Fortunately, Cosimo had an eye for the gifted artist, as he had a nose for the trusty bank manager. Donatello might be a sodomist, but who else could make you feel you were so close to the Divine in bas-relief? His reliquary bust of San Rossore was the man himself in bronze. Fra Filippo Lippi might be a fornicator, liar, and cheat, but how real your patron saints were when painted in pride of place either side of the pure Virgin in the Church of Santa Croce. Cosma, Cosimo. The proximity of those names had meaning (all branches of the Medici bank observed a holiday on September 27, St. Cosma’s Day). The cloak San Cosma wore in Lippi’s painting was the same crimson as Cosimo’s. He looked out at the devout viewer. The Virgin prayed for the saint, the saint for the viewer. Cosimo paid for prayers for the Florentines, prayers for his family, prayers for himself. Every day. The monks took the Medici bank’s money, lived with the paintings, and prayed. A magical community had been formed — real, virtual, metaphysical. Pay, pray. This was the early Renaissance. Pagare, pregare. Wealth, devotion, and technique reconciled in the sorcery of art. Money rehabilitated. Antonino and Cosimo could get on.
Or perhaps not. “I invoke God’s curse and mine on the introduction of possessions into this order.” The words appear on a scroll held by a saint in another of Fra Angelico’s depictions of the Virgin in San Marco, this time in a dormitory corridor where the only viewers would be the monks. Someone wasn’t happy. Cosimo had asked for the restriction on bequeathing money to the Dominican order to be lifted, but the monks were resisting. They hadn’t committed their lives to the severest of disciplines in order to grow rich. Was it right for a moneychanger to occupy such a position in their community? There was a sell-by date, it seemed, on much of what Cosimo did. Whether in the field of banking, or religious art, or politics, the magical balancing act, the expensive reconciliation of the irreconcilable, could last only so long.
IN 1438, HARD-PRESSED by the Turkish war machine, the leaders of the Eastern Church had come to Ferrara to see if they could resolve their doctrinal differences with the pope, accept his authority, and in return get help to raise the long siege of Constantinople. When Ferrara was hit by the plague, Cosimo took advantage to invite the Church leaders to Florence. Medici money brought the Orient to town, their strange clothes, their Greek manuscripts. Medici money paid for their lodgings, their food, their meeting places, as banking money today pays for so many well-meaning conferences.
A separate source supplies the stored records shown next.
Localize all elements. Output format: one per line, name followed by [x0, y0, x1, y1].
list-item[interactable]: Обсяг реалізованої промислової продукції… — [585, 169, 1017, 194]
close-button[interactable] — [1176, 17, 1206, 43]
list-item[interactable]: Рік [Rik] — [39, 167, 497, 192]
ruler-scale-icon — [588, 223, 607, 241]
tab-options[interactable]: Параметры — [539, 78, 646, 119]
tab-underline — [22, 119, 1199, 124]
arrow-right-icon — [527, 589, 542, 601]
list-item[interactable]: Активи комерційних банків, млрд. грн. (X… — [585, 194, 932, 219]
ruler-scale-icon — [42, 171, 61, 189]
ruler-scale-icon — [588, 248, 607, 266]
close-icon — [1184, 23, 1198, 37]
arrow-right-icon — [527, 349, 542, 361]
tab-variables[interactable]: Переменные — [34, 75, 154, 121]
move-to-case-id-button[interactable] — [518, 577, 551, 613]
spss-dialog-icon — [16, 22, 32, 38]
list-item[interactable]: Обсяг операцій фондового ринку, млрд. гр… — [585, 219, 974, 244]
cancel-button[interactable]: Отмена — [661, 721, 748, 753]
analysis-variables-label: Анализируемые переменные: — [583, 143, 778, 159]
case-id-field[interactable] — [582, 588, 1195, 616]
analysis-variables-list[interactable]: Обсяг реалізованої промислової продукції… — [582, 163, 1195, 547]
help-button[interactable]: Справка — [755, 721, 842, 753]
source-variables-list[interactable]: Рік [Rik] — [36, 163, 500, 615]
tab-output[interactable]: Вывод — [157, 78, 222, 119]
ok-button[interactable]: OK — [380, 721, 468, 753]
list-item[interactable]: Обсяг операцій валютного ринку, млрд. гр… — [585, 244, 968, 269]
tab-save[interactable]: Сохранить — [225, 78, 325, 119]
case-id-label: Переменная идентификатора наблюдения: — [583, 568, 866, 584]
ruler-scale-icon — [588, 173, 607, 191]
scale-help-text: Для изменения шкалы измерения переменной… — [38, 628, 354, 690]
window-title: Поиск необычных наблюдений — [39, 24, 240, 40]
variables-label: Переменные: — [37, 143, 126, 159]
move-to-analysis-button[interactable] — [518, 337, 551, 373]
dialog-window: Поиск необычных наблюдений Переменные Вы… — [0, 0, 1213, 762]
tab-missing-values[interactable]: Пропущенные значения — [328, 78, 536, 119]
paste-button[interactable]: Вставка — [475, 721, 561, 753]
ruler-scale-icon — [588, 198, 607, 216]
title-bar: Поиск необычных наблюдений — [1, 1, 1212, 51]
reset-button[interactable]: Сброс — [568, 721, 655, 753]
Does the Holy Spirit proceed only from God the Father, as the Eastern Church maintained, or from both God the Father and God the Son, as Rome insisted? That was the issue under debate. It must have seemed child’s play to a man used to the stubborn complexities of international trade. Surely one just decided, this or that. And after months of bitter dispute, the priests did in fact agree that Rome was right. Christendom rejoiced. Cosimo had played his part in resolving the schism that was the shame of every believer. But back in Constantinople, the Greek holy men were told they had exceeded their mandate, they had conceded too much, they had merely accepted the authority of the pope. The pact broke down. Even at the expense of annihilation, the Greeks didn’t want to accept that they had got it wrong about the Holy Spirit. And if they persisted in such grave errors, Western Christendom could hardly be blamed if it left their eastern cousins alone against the mighty Turk. Even the most pious of bankers could do nothing about such determined integrity.